In Africa, they’re getting older too

November 17, 2011

In France, they protested about rising retirement ages.  Across the globe in China, the country’s ageing population is expected to dent productivity and growth.

But it’s not only in the more prosperous corners of the world that governments are worrying about how to cope with the needs of increasingly older people.

Africa and the Middle East are usually seen as hotbeds for the young, with all the issues that can bring in terms of unemployment, migration and social unrest.

But a report by the African Development Bank today suggests growing old is a problem for Africa too. According to the AfDB:

Africa’s population is ageing, just like in the rest of the world, but the continent’s governments are ill equipped to handle the growing number of older people. The percentage of people aged over 65 in Africa has grown to 3.6 percent in 2010 from 3.3 percent in 2000. It is a long-term phenomenon, having steadily grown over the last 40 years, and it will accelerate in coming years.

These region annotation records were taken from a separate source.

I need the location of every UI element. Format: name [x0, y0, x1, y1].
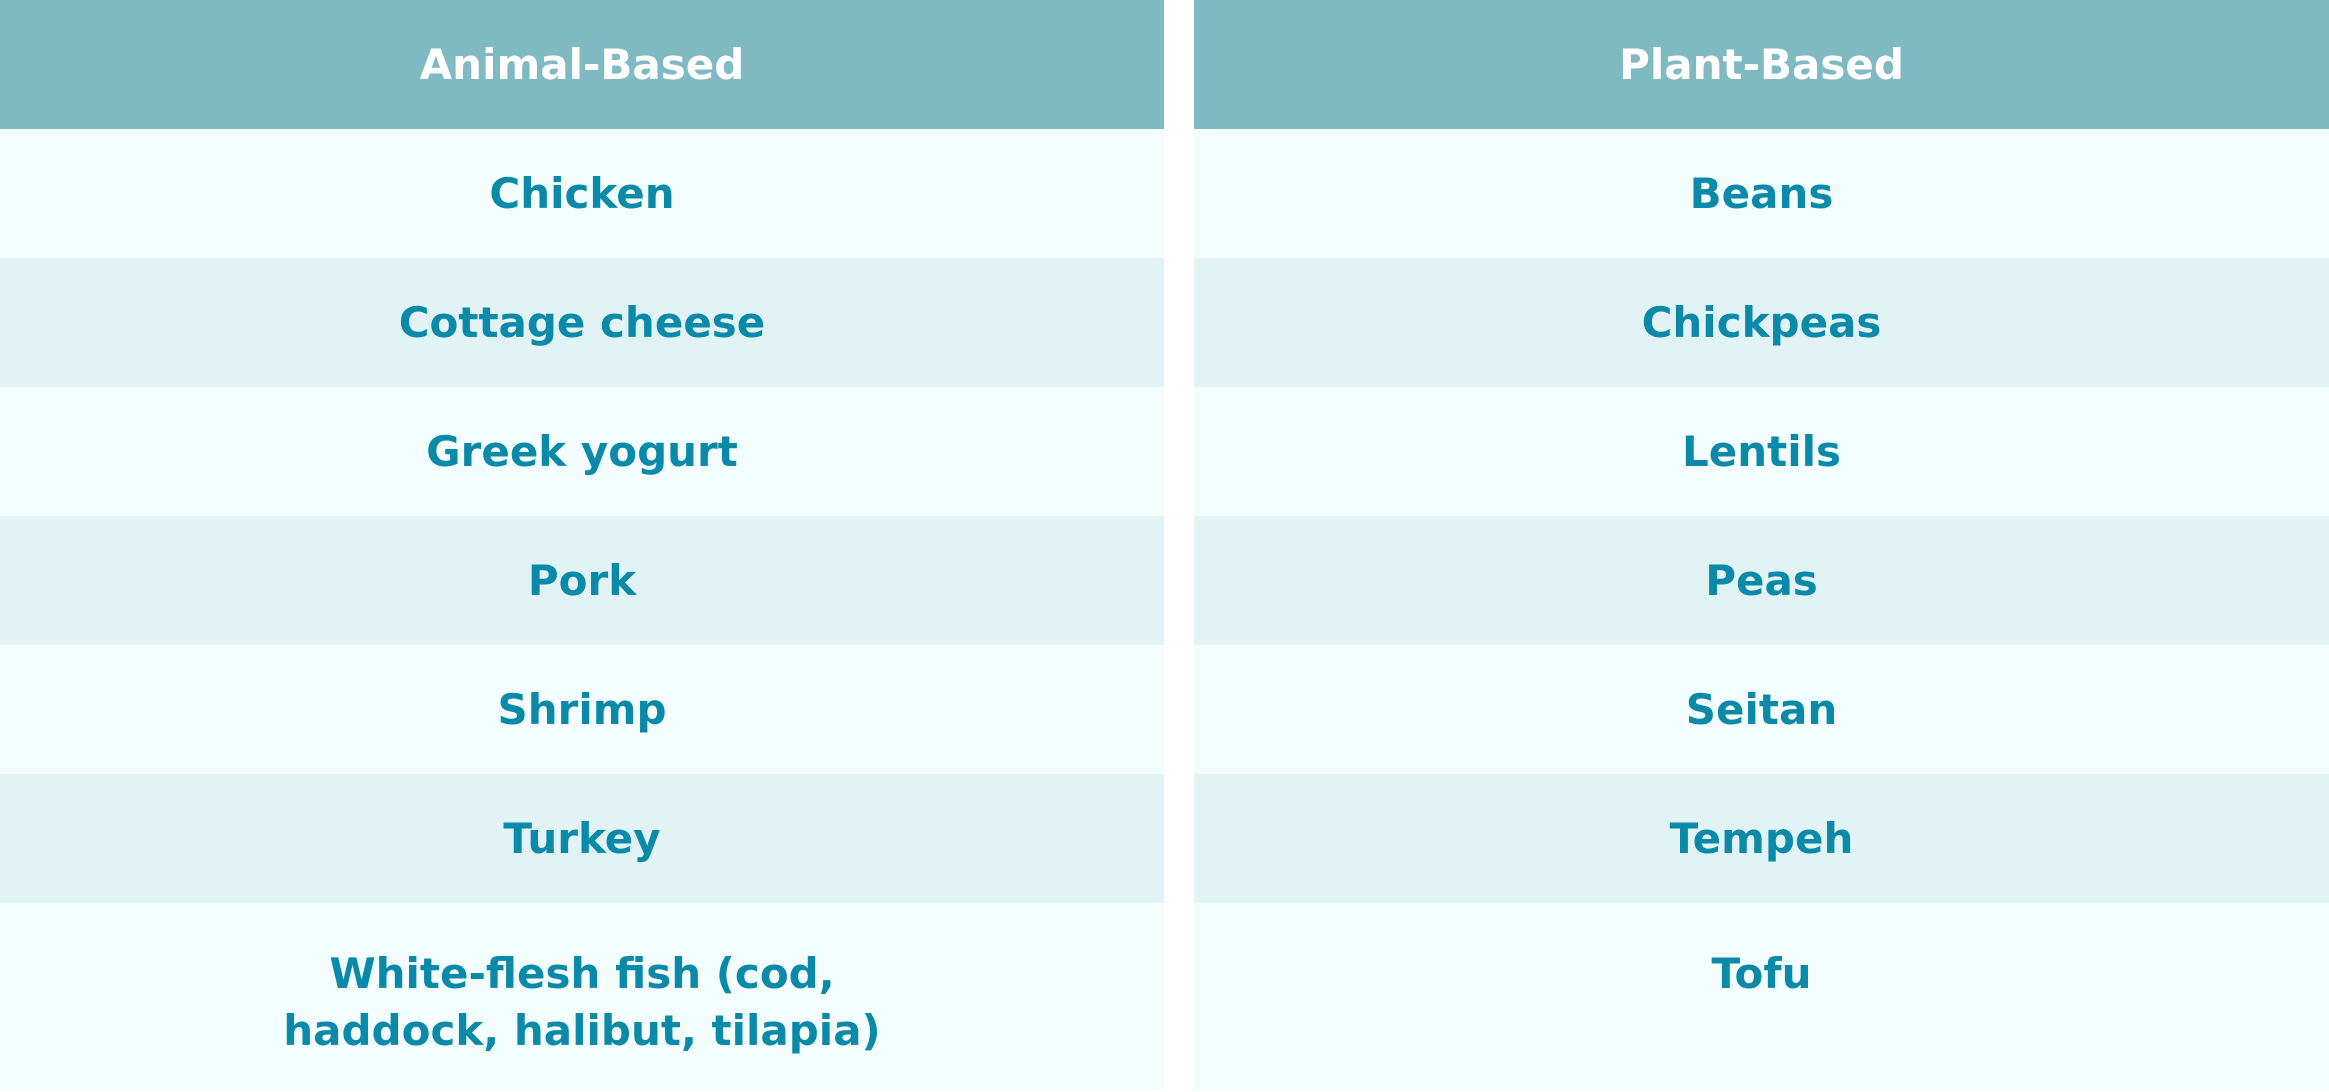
table-row: Lentils — [1194, 387, 2329, 516]
table-row: Greek yogurt — [0, 387, 1164, 516]
table-row: Chickpeas — [1194, 258, 2329, 387]
table-row: Beans — [1194, 129, 2329, 258]
plant-based-header: Plant-Based — [1194, 0, 2329, 129]
table-row: Shrimp — [0, 645, 1164, 774]
table-row: Tempeh — [1194, 774, 2329, 903]
table-row: Cottage cheese — [0, 258, 1164, 387]
table-row: Pork — [0, 516, 1164, 645]
table-row: Peas — [1194, 516, 2329, 645]
plant-based-column: Plant-Based Beans Chickpeas Lentils Peas… — [1194, 0, 2329, 1092]
last-item-line-2: haddock, halibut, tilapia) — [283, 1006, 881, 1055]
animal-based-header: Animal-Based — [0, 0, 1164, 129]
last-item-line-1: White-flesh fish (cod, — [329, 949, 835, 998]
table-row: Turkey — [0, 774, 1164, 903]
table-row: Chicken — [0, 129, 1164, 258]
table-row-last: White-flesh fish (cod, haddock, halibut,… — [0, 903, 1164, 1090]
table-row: Seitan — [1194, 645, 2329, 774]
animal-based-column: Animal-Based Chicken Cottage cheese Gree… — [0, 0, 1164, 1092]
table-row-last: Tofu — [1194, 903, 2329, 1090]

Better life expectancy is causing the change, but most African governments are spending too little on healthcare, the AfDB says. And while pension funds in the developed world are scrabbling around to secure high enough returns to pay out to pensioners, many older Africans do not have a pension.

No wonder African investors, particularly private equity firms, see some of the biggest growth in the continent in healthcare and financial services.